What is more, as SPH’s UK buying spree reveals, Asian investors are venturing beyond London – the preferred metropolitan area for first-time buyers due to the liquidity, transparency and safe-haven appeal of the capital’s property market – for opportunities to deploy capital. While London was the leading recipient of cross-border investment last year, Paris, Frankfurt, Munich, Berlin and Warsaw all figured among the top 10 destinations for foreign investment, data from JLL reveals.

Continental Europe’s real estate markets have become the battleground for cross-border capital, partly because of the attraction of a large number of well-established gateway cities across the region, but also because of the increasing popularity of higher-yielding asset classes, such as logistics and hotels.

While Asian buyers continue to undertake single-asset transactions – especially in Europe’s highly liquid “core” office markets – large platform deals are becoming more prevalent as investors change their investment strategies to facilitate their expansion across the continent.

Pedestrians use Waterloo Bridge to cross over the River Thames, with skyscrapers and office buildings in the City of London in the background, in August 2018. London was the leading recipient of cross-border investment last year, but other European cities, including Munich and Warsaw, also figured in the top 10. Photo: AFP
Pedestrians use Waterloo Bridge to cross over the River Thames, with skyscrapers and office buildings in the City of London in the background, in August 2018. London was the leading recipient of cross-border investment last year, but other European cities, including Munich and Warsaw, also figured in the top 10. Photo: AFP

In June 2017, China Investment Corporation, the country’s sovereign wealth fund, purchased Logicor, a pan-European logistics company present in 17 countries, from US private equity fund Blackstone for €12.2 billion (US$13.7 billion) in one of the largest European property transactions on record. Since then, there have been several large platform deals involving deep-pocketed Asian investors.

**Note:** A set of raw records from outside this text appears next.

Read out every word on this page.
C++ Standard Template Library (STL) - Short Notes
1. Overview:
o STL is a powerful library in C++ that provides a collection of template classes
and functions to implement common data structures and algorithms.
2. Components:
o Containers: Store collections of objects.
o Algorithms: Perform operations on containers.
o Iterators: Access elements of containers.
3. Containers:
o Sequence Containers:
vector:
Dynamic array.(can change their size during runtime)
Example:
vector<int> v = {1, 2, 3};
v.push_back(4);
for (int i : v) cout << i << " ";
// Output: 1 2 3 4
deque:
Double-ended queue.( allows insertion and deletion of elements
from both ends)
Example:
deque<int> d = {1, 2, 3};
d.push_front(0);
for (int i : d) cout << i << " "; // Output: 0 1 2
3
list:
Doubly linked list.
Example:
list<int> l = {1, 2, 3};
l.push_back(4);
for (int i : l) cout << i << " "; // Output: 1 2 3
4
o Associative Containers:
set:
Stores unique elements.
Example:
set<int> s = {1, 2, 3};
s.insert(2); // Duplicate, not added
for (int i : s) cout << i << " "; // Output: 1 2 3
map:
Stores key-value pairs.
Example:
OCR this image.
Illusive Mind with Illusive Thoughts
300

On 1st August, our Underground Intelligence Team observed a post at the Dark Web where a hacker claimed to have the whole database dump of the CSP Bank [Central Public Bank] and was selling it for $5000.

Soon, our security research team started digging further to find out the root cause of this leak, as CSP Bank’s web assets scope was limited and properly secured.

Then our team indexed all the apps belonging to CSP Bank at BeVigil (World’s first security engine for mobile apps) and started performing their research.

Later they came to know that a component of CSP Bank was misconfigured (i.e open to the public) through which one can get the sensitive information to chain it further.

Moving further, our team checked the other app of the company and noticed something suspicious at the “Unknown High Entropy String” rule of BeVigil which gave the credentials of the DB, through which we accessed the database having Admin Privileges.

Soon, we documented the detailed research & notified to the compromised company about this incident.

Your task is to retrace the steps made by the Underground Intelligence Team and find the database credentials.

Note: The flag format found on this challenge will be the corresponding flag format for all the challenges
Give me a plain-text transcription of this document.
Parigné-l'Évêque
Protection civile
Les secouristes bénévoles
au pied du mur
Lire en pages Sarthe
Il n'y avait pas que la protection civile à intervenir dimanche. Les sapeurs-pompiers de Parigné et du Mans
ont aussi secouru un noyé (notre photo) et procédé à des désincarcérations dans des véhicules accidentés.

Among the most high-profile transactions are a string of investments by GIC, Singapore’s sovereign wealth fund, which was the largest non-European private equity investor in Europe in the first half of last year, according to Pitchbook, a data provider.

Last month, GIC bought a 25 per cent stake in CitizenM, a Netherlands-based hotel developer and operator with a portfolio of affordable luxury hotels across Europe, Asia and the Americas. This followed the purchase in February 2018 of a 55 per cent stake in AccorInvest – the hotel property portfolio of France’s AccorHotels, Europe’s largest hotel group – for €4.4 billion by a consortium led by GIC and Saudi Arabia’s Public Investment Fund. GIC also acquired P3, another large pan-European logistics platform, from US private equity fund TPG in November 2016 for €2.4 billion.

Workers build the Warsaw Spire office skyscraper in August 19, 2013. Polish real estate has attracted the interest of investors from South Korea and Singapore. Photo: Reuters
Workers build the Warsaw Spire office skyscraper in August 19, 2013. Polish real estate has attracted the interest of investors from South Korea and Singapore. Photo: Reuters

GIC’s platform transactions are part of a trend in Europe’s fiercely competitive real estate markets in which foreign investors buy into companies and partner with local developers and operators to gain a foothold in the continent’s fragmented – and often opaque – property markets. Another report published by CBRE in January noted that “after initially focusing on trophy assets in gateway markets [Asian] buyers are setting up local offices to facilitate further expansion”.

The next platform deals may be in central and eastern Europe.

In a sign of how deep into continental Europe Asian investors are willing to venture to achieve higher returns, South Korean institutional investors bought several office buildings in Prague and Warsaw earlier this year. Meanwhile, Mapletree Investments, the property arm of Temasek Holdings, Singapore’s state-backed investment firm, bought logistics assets in Poland and Hungary late last year as part of a larger portfolio deal.

For Asian real estate investors seeking exposure to Europe, the days of focusing solely on prestigious office buildings in London are long gone.